This antibody was raised in mice against human eukaryotic initiation factor 4E (eIF4E) that was expressed in and purified from Sf9 cells.
The initiation of translation is an important biological event and a variety of factors contribute to this process. Members of the Eukaryotic initiation factor 4 (eIF4) translation factor family bind to the 5' mRNA cap and unwind the mRNA secondary structure. All eukaryotic cellular mRNAs are blocked at their 5-prime ends with the 7-methyl-guanosine cap structure.
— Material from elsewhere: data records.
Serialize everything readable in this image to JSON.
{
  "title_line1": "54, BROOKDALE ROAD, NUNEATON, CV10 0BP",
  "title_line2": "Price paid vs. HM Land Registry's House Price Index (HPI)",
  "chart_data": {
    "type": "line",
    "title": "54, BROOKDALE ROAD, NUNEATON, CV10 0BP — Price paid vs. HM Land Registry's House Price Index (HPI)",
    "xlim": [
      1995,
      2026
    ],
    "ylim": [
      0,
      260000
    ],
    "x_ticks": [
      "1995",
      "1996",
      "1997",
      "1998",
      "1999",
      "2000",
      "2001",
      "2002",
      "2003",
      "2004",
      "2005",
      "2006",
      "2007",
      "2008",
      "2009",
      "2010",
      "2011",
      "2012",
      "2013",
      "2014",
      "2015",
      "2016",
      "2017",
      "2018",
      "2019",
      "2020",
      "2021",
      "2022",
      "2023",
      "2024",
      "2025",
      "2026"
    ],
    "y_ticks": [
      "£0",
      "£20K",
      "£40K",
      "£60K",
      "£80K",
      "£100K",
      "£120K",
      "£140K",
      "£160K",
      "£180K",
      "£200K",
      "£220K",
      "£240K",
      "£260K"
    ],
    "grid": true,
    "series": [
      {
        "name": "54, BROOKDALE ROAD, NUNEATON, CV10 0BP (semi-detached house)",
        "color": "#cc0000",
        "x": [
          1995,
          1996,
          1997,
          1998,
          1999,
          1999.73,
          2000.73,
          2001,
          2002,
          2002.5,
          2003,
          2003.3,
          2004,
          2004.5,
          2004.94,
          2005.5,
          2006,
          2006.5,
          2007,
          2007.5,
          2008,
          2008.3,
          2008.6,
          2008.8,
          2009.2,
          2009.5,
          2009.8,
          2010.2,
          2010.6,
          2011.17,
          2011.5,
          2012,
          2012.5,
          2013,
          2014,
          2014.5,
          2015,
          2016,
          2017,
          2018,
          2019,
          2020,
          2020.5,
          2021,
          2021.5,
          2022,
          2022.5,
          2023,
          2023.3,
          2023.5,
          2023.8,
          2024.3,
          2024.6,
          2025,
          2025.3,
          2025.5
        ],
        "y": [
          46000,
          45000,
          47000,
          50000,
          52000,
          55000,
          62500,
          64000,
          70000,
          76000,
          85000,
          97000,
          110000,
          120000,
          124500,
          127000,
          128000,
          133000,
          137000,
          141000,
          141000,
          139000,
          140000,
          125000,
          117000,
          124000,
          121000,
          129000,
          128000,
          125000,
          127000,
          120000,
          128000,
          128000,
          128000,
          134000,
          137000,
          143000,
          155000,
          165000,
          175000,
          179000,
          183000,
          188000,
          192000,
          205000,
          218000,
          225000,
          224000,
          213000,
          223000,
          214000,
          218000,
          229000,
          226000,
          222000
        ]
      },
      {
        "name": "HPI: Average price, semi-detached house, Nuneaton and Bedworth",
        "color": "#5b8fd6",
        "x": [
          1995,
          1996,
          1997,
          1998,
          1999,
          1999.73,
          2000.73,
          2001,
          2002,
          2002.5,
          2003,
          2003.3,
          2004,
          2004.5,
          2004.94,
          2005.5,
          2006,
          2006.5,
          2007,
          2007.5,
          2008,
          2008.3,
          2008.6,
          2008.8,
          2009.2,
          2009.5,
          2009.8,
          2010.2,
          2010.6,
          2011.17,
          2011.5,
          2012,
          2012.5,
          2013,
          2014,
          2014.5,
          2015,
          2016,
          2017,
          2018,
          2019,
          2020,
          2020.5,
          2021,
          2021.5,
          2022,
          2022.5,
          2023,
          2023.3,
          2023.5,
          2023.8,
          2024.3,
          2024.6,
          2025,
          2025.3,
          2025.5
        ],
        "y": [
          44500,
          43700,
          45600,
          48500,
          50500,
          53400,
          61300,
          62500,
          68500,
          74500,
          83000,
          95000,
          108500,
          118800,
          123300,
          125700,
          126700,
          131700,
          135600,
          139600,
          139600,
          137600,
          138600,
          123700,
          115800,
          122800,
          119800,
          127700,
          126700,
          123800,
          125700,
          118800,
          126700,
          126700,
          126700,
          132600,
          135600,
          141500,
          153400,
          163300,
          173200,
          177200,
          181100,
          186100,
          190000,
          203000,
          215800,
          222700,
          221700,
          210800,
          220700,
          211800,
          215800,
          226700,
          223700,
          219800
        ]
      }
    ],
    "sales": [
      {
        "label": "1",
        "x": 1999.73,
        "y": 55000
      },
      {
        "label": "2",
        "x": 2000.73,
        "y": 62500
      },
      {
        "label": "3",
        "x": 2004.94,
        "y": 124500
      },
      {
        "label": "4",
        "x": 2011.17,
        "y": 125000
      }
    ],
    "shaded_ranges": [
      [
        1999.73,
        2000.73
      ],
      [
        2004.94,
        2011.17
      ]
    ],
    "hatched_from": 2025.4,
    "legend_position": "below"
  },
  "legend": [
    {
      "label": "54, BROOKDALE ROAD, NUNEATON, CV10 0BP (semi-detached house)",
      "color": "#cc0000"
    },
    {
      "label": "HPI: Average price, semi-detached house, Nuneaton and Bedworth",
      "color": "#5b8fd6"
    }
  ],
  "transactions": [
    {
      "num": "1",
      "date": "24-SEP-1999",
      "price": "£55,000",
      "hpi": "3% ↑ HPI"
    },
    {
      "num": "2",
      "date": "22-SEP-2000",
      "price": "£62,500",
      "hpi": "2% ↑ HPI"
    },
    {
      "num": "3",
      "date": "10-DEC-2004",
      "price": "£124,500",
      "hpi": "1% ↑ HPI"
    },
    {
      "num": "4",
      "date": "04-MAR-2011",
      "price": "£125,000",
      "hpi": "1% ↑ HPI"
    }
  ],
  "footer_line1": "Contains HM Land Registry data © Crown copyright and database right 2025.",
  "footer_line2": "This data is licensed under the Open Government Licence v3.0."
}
This structure is involved in several cellular processes including enhanced translational efficiency, splicing, mRNA stability, and RNA nuclear export.
eIF4E is a eukaryotic translation initiation factor involved in directing ribosomes to the cap structure of mRNAs. eIF4E's function is to bind an mRNA cap and ultimately bring it to the ribosome. eIF4E is part of the eIF4F pre-initiation complex, which is made up of eIF4E, and eIF4G. Almost all cellular mRNA's require eIF4E in order to be translated into protein.
From the laboratory of Scot R. Kimball, PhD, Penn State College of Medicine
Part of The Investigator's Annexe program.
|Name:||Anti-eIF4E monoclonal antibody (4GRH08)|
|Specificity:||This antibody recognizes human, mouse, rat, and pig eIF4E|
|Purification Method:||HiTrap Protein G HR chromatography|
|Tested Applications:||Western blotting, ELISA, IP, and IF.|
|Storage:||Store at 4C|
Western Blot: The blot shown above was incubated with anti-eIF4E antibody at a 1:3,000 dilution followed by secondary antibody (Bethyl Laboratory) at a 1:10,000 dilution. The blot was developed with ECL reagent. Equal amounts of protein from HEK293 (human), C2C12 (mouse), and Rat 2 (rat) were analyzed.